The team will be in the country until Thursday, Byrs said.
International pressure on al-Assad to halt the crackdown on protesters demanding political change has grown steadily since March, when demonstrations began.
Speaking to Syrian TV, al-Assad promised to continue a "national dialogue" and to take steps to improve the economy, including working to make sure that young people are not "marginalized." He said they "represent the energy of the whole nation."
Parliamentary elections could occur as soon as February, he said -- a significant vow in a nation that has had effectively single-party rule for decades.
Even though al-Assad said this week that military operations have ceased, the opposition reported widespread crackdowns on Friday against demonstrators, including actions in Homs city and province.

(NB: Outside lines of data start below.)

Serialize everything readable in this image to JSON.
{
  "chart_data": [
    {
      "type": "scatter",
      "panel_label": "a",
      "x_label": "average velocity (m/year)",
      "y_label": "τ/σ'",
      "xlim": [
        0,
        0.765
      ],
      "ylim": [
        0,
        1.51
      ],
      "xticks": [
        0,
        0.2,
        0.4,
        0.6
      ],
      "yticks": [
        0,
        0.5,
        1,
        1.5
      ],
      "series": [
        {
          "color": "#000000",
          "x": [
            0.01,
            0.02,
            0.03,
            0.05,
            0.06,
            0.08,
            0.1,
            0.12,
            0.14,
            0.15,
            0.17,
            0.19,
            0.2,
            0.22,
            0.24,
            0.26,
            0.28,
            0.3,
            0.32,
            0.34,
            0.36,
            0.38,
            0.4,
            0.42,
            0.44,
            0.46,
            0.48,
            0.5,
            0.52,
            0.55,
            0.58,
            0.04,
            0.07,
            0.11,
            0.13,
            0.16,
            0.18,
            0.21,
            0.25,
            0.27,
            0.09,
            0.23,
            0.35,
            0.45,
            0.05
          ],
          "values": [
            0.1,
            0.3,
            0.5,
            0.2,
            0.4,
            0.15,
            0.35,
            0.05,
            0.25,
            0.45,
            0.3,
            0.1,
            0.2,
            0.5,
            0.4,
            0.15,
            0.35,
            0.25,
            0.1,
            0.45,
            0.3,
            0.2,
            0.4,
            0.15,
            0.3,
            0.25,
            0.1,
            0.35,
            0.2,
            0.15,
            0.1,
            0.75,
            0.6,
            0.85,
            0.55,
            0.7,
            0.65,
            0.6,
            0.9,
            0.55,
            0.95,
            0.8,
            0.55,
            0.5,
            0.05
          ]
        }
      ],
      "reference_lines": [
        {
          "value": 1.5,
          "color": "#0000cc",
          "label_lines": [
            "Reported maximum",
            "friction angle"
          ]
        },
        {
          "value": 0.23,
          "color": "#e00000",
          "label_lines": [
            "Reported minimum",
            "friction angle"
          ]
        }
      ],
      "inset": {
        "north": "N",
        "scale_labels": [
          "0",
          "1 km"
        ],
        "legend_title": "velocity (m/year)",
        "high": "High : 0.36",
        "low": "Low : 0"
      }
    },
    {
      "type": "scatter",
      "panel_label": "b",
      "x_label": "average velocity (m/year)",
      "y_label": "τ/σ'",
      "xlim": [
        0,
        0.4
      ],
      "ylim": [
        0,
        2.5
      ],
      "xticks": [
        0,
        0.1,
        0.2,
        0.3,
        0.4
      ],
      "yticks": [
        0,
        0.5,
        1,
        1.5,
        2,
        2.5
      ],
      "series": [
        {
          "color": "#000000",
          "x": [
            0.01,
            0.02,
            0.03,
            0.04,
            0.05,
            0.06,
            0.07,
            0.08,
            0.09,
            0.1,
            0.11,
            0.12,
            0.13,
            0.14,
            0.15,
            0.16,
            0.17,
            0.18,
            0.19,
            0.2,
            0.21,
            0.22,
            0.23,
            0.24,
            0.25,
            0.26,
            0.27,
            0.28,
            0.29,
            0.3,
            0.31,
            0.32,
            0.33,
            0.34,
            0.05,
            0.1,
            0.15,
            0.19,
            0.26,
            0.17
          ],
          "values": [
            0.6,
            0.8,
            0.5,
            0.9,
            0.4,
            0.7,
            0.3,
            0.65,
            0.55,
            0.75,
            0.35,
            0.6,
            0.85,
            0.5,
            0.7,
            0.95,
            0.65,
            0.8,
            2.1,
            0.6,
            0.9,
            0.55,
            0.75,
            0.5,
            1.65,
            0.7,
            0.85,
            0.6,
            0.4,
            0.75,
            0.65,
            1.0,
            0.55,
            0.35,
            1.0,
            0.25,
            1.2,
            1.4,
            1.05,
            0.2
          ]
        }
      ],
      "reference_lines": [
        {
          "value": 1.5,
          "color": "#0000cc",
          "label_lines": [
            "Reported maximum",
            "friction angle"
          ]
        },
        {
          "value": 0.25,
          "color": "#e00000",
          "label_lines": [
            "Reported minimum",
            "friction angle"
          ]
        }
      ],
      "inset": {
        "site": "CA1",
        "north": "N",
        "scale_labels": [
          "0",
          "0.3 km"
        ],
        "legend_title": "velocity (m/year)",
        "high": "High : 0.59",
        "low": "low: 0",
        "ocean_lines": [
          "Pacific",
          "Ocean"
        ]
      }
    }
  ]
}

"It's a war," a witness in Homs said. "It's a real war."
CNN is unable to independently confirm reports from Syria because of limited access.
Ammar Qurabi, chairman of the National Organization for Human Rights in Syria, said 40 people died in Friday demonstrations, many in Homs city and province.
The Syrian Observatory for Human Rights, an activist group, said military vehicles carrying soldiers rumbled through Homs city and sounds of gunfire rang out through Bab Amr and other areas. The group said Saturday that 21 people have been killed in Homs province over the past 24 hours.
CNN's Arwa Damon, Kamal Ghattas, Josh Levs and Chelsea J. Carter contributed to this report.